Les impressions variées que la société anglaise fit sur Voltaire se retrouvent dans les Lettres philosophiques ou Lettres sur les Anglais, qu’il écrivit pendant son séjour à Londres. Publiées en anglais dès l’année 1728, elles ne parurent en France que vers 1735, et devinrent alors pour l’auteur la cause de mille tracas. Ces lettres, ces correspondances vives et légères, — comme nous dirions maintenant, — passent en revue la politique, la religion, la condition des gens de lettres, la littérature proprement dite sous toutes ses formes. Voltaire y trouve mille occasions de signaler et de combattre les préjugés de la société française; mais on peut dire que le mouvement scientifique y occupe une place d’honneur.

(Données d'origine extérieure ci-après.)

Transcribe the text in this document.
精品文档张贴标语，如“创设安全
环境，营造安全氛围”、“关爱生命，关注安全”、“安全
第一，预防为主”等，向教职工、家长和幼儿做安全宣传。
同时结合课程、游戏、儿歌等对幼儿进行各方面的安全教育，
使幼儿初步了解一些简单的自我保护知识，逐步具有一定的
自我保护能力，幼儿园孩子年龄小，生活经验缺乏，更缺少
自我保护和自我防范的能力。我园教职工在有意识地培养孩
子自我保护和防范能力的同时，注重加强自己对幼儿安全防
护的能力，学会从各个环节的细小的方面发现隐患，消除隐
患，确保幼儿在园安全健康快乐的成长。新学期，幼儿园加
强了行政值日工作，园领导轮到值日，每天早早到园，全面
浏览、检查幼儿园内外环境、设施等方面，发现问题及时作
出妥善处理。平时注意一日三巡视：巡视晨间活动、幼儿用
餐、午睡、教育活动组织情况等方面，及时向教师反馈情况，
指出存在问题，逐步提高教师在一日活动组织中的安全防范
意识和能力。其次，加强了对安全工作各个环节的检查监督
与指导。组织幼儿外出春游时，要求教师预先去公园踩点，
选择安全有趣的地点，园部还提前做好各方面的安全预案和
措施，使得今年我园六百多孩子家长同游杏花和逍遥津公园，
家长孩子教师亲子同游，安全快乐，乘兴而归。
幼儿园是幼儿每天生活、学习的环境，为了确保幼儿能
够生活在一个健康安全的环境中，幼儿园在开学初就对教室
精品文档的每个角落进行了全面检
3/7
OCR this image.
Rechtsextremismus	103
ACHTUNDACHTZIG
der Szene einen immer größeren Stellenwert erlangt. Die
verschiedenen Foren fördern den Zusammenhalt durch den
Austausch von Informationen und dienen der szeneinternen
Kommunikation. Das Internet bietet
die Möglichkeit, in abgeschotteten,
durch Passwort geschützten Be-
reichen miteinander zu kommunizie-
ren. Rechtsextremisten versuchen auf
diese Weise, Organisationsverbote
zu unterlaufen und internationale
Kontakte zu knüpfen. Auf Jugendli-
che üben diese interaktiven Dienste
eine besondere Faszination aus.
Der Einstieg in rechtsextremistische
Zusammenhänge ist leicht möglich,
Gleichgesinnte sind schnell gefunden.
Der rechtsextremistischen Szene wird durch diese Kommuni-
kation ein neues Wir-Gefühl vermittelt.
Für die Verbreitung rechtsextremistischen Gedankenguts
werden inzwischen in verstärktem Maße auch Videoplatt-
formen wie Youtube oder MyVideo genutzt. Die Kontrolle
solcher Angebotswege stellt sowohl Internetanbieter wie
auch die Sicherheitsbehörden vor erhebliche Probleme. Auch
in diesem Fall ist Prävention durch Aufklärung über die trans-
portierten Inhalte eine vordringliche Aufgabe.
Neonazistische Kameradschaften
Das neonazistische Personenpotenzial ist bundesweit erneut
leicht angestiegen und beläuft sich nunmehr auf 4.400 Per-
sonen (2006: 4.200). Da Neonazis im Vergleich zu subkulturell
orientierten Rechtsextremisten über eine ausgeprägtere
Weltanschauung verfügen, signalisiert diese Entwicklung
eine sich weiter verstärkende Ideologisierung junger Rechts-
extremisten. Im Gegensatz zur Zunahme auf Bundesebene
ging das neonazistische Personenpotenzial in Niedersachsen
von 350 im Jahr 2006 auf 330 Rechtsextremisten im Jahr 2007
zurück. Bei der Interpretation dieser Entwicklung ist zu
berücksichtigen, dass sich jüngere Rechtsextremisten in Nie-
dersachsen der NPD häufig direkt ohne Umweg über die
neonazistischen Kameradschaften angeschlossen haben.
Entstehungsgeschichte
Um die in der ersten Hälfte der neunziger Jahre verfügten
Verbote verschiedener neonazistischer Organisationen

Voltaire sent vivement que, sous le rapport des sciences et de la méthode philosophique, la France est fort en retard sur l’Angleterre, et il s’applique à le faire comprendre à ses concitoyens. Trois noms lui servent surtout à cet usage, trois noms illustres, ceux de Bacon, de Locke et de Newton.

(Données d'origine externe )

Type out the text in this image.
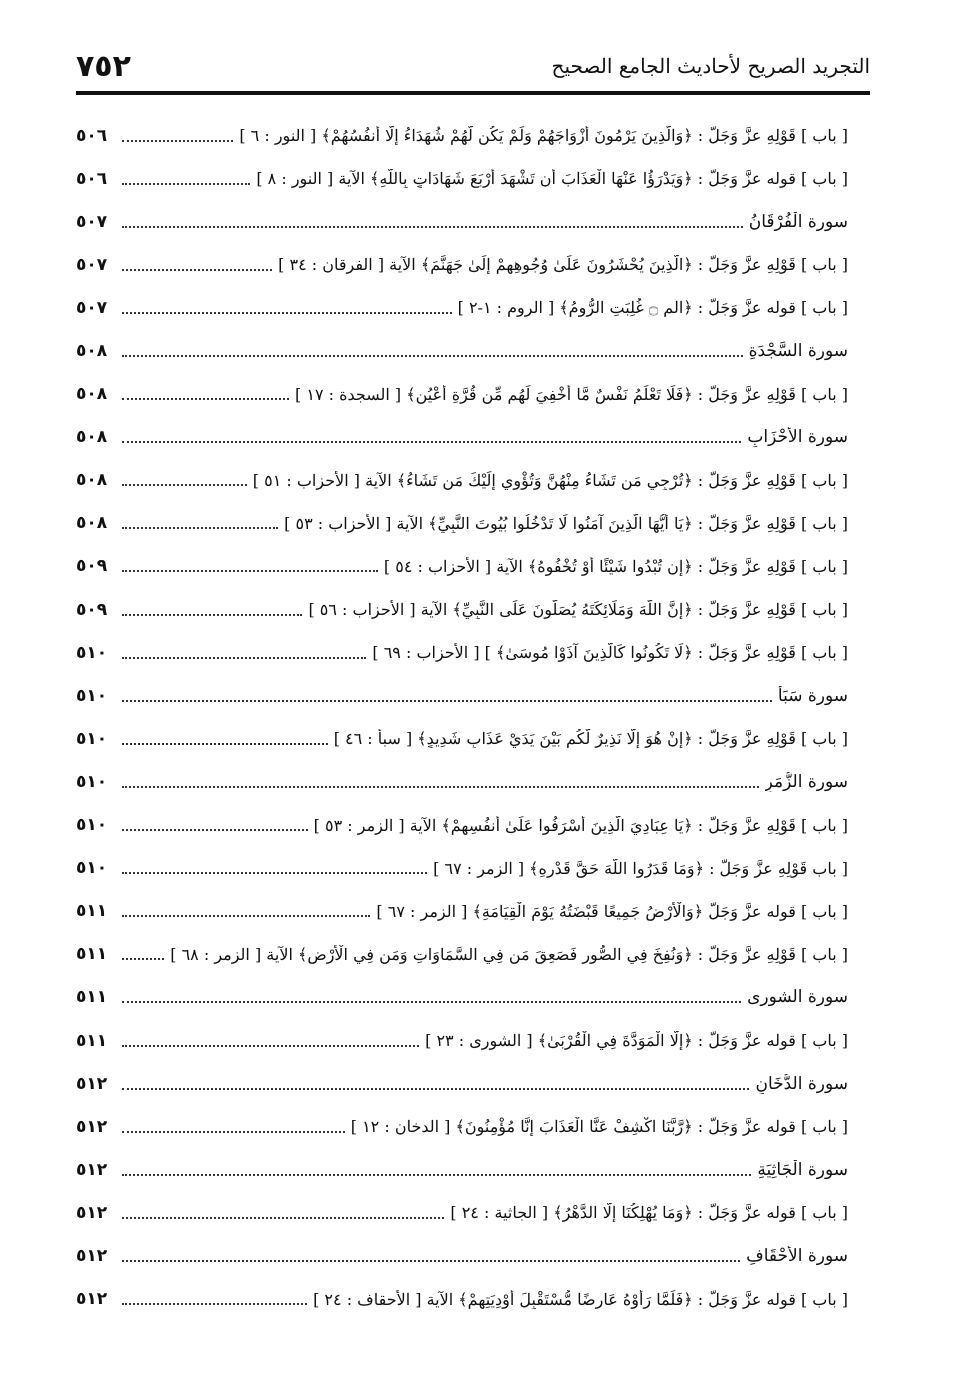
التجريد الصريح لأحاديث الجامع الصحيح
٧٥٢
[ باب ] قَوْلِهِ عزَّ وَجَلَّ : ﴿وَالَّذِينَ يَرْمُونَ أَزْوَاجَهُمْ وَلَمْ يَكُن لَّهُمْ شُهَدَاءُ إِلَّا أَنفُسُهُمْ﴾ [ النور : ٦ ]
٥٠٦
[ باب ] قوله عزَّ وَجَلَّ : ﴿وَيَدْرَؤُا عَنْهَا الْعَذَابَ أَن تَشْهَدَ أَرْبَعَ شَهَادَاتٍ بِاللَّهِ﴾ الآية [ النور : ٨ ]
٥٠٦
سورة الْفُرْقَانُ
٥٠٧
[ باب ] قَوْلِهِ عزَّ وَجَلَّ : ﴿الَّذِينَ يُحْشَرُونَ عَلَىٰ وُجُوهِهِمْ إِلَىٰ جَهَنَّمَ﴾ الآية [ الفرقان : ٣٤ ]
٥٠٧
[ باب ] قوله عزَّ وَجَلَّ : ﴿الم ۝ غُلِبَتِ الرُّومُ﴾ [ الروم : ١-٢ ]
٥٠٧
سورة السَّجْدَةِ
٥٠٨
[ باب ] قَوْلِهِ عزَّ وَجَلَّ : ﴿فَلَا تَعْلَمُ نَفْسٌ مَّا أُخْفِيَ لَهُم مِّن قُرَّةِ أَعْيُنٍ﴾ [ السجدة : ١٧ ]
٥٠٨
سورة الأَحْزَابِ
٥٠٨
[ باب ] قَوْلِهِ عزَّ وَجَلَّ : ﴿تُرْجِي مَن تَشَاءُ مِنْهُنَّ وَتُؤْوِي إِلَيْكَ مَن تَشَاءُ﴾ الآية [ الأحزاب : ٥١ ]
٥٠٨
[ باب ] قَوْلِهِ عزَّ وَجَلَّ : ﴿يَا أَيُّهَا الَّذِينَ آمَنُوا لَا تَدْخُلُوا بُيُوتَ النَّبِيِّ﴾ الآية [ الأحزاب : ٥٣ ]
٥٠٨
[ باب ] قَوْلِهِ عزَّ وَجَلَّ : ﴿إِن تُبْدُوا شَيْئًا أَوْ تُخْفُوهُ﴾ الآية [ الأحزاب : ٥٤ ]
٥٠٩
[ باب ] قَوْلِهِ عزَّ وَجَلَّ : ﴿إِنَّ اللَّهَ وَمَلَائِكَتَهُ يُصَلُّونَ عَلَى النَّبِيِّ﴾ الآية [ الأحزاب : ٥٦ ]
٥٠٩
[ باب ] قَوْلِهِ عزَّ وَجَلَّ : ﴿لَا تَكُونُوا كَالَّذِينَ آذَوْا مُوسَىٰ﴾ ] [ الأحزاب : ٦٩ ]
٥١٠
سورة سَبَأ
٥١٠
[ باب ] قَوْلِهِ عزَّ وَجَلَّ : ﴿إِنْ هُوَ إِلَّا نَذِيرٌ لَّكُم بَيْنَ يَدَيْ عَذَابٍ شَدِيدٍ﴾ [ سبأ : ٤٦ ]
٥١٠
سورة الزُّمَرِ
٥١٠
[ باب ] قَوْلِهِ عزَّ وَجَلَّ : ﴿يَا عِبَادِيَ الَّذِينَ أَسْرَفُوا عَلَىٰ أَنفُسِهِمْ﴾ الآية [ الزمر : ٥٣ ]
٥١٠
[ باب قَوْلِهِ عزَّ وَجَلَّ : ﴿وَمَا قَدَرُوا اللَّهَ حَقَّ قَدْرِهِ﴾ [ الزمر : ٦٧ ]
٥١٠
[ باب ] قوله عزَّ وَجَلَّ ﴿وَالْأَرْضُ جَمِيعًا قَبْضَتُهُ يَوْمَ الْقِيَامَةِ﴾ [ الزمر : ٦٧ ]
٥١١
[ باب ] قَوْلِهِ عزَّ وَجَلَّ : ﴿وَنُفِخَ فِي الصُّورِ فَصَعِقَ مَن فِي السَّمَاوَاتِ وَمَن فِي الْأَرْضِ﴾ الآية [ الزمر : ٦٨ ]
٥١١
سورة الشورى
٥١١
[ باب ] قوله عزَّ وَجَلَّ : ﴿إِلَّا الْمَوَدَّةَ فِي الْقُرْبَىٰ﴾ [ الشورى : ٢٣ ]
٥١١
سورة الدُّخَانِ
٥١٢
[ باب ] قوله عزَّ وَجَلَّ : ﴿رَّبَّنَا اكْشِفْ عَنَّا الْعَذَابَ إِنَّا مُؤْمِنُونَ﴾ [ الدخان : ١٢ ]
٥١٢
سورة الْجَاثِيَةِ
٥١٢
[ باب ] قوله عزَّ وَجَلَّ : ﴿وَمَا يُهْلِكُنَا إِلَّا الدَّهْرُ﴾ [ الجاثية : ٢٤ ]
٥١٢
سورة الأَحْقَافِ
٥١٢
[ باب ] قوله عزَّ وَجَلَّ : ﴿فَلَمَّا رَأَوْهُ عَارِضًا مُّسْتَقْبِلَ أَوْدِيَتِهِمْ﴾ الآية [ الأحقاف : ٢٤ ]
٥١٢
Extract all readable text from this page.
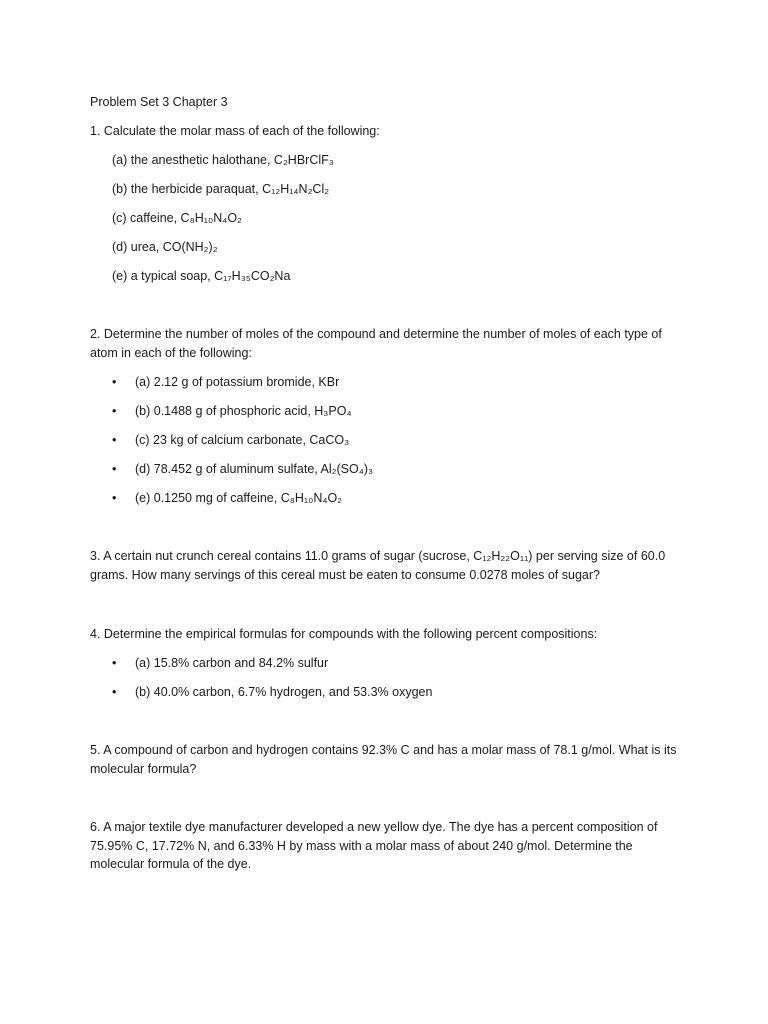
Problem Set 3 Chapter 3
1. Calculate the molar mass of each of the following:
(a) the anesthetic halothane, C₂HBrClF₃
(b) the herbicide paraquat, C₁₂H₁₄N₂Cl₂
(c) caffeine, C₈H₁₀N₄O₂
(d) urea, CO(NH₂)₂
(e) a typical soap, C₁₇H₃₅CO₂Na
2. Determine the number of moles of the compound and determine the number of moles of each type of atom in each of the following:
• (a) 2.12 g of potassium bromide, KBr
• (b) 0.1488 g of phosphoric acid, H₃PO₄
• (c) 23 kg of calcium carbonate, CaCO₃
• (d) 78.452 g of aluminum sulfate, Al₂(SO₄)₃
• (e) 0.1250 mg of caffeine, C₈H₁₀N₄O₂
3. A certain nut crunch cereal contains 11.0 grams of sugar (sucrose, C₁₂H₂₂O₁₁) per serving size of 60.0 grams. How many servings of this cereal must be eaten to consume 0.0278 moles of sugar?
4. Determine the empirical formulas for compounds with the following percent compositions:
• (a) 15.8% carbon and 84.2% sulfur
• (b) 40.0% carbon, 6.7% hydrogen, and 53.3% oxygen
5. A compound of carbon and hydrogen contains 92.3% C and has a molar mass of 78.1 g/mol. What is its molecular formula?
6. A major textile dye manufacturer developed a new yellow dye. The dye has a percent composition of 75.95% C, 17.72% N, and 6.33% H by mass with a molar mass of about 240 g/mol. Determine the molecular formula of the dye.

Bacon était fort estimé en France, mais plus estimé que connu, et, si l’on y approuvait sa méthode, on ne la suivait guère. Il avait tracé le premier les véritables règles de la philosophie expérimentale; il avait montré comment les hommes doivent établir l’édifice de leurs sciences par l’observation et l’expérimentation; il avait dressé le bilan bien modeste des connaissances positives de son temps et indiqué les voies où l’on devait s’engager pour en acquérir de nouvelles. L’œuvre de Bacon avait porté ses fruits en Angleterre, ses conseils avaient été entendus et suivis, ses livres mêmes en étaient venus à ce point où arrivent beaucoup de travaux éminens qu’on néglige parce qu’on en a tiré tout le profit qu’ils peuvent donner. En France au contraire, il y avait opportunité à les rappeler à un public trop épris de chimères, et qui avait encore beaucoup à apprendre dans le Novum Organum et dans le traité De dignitate et augmentis scientiarum.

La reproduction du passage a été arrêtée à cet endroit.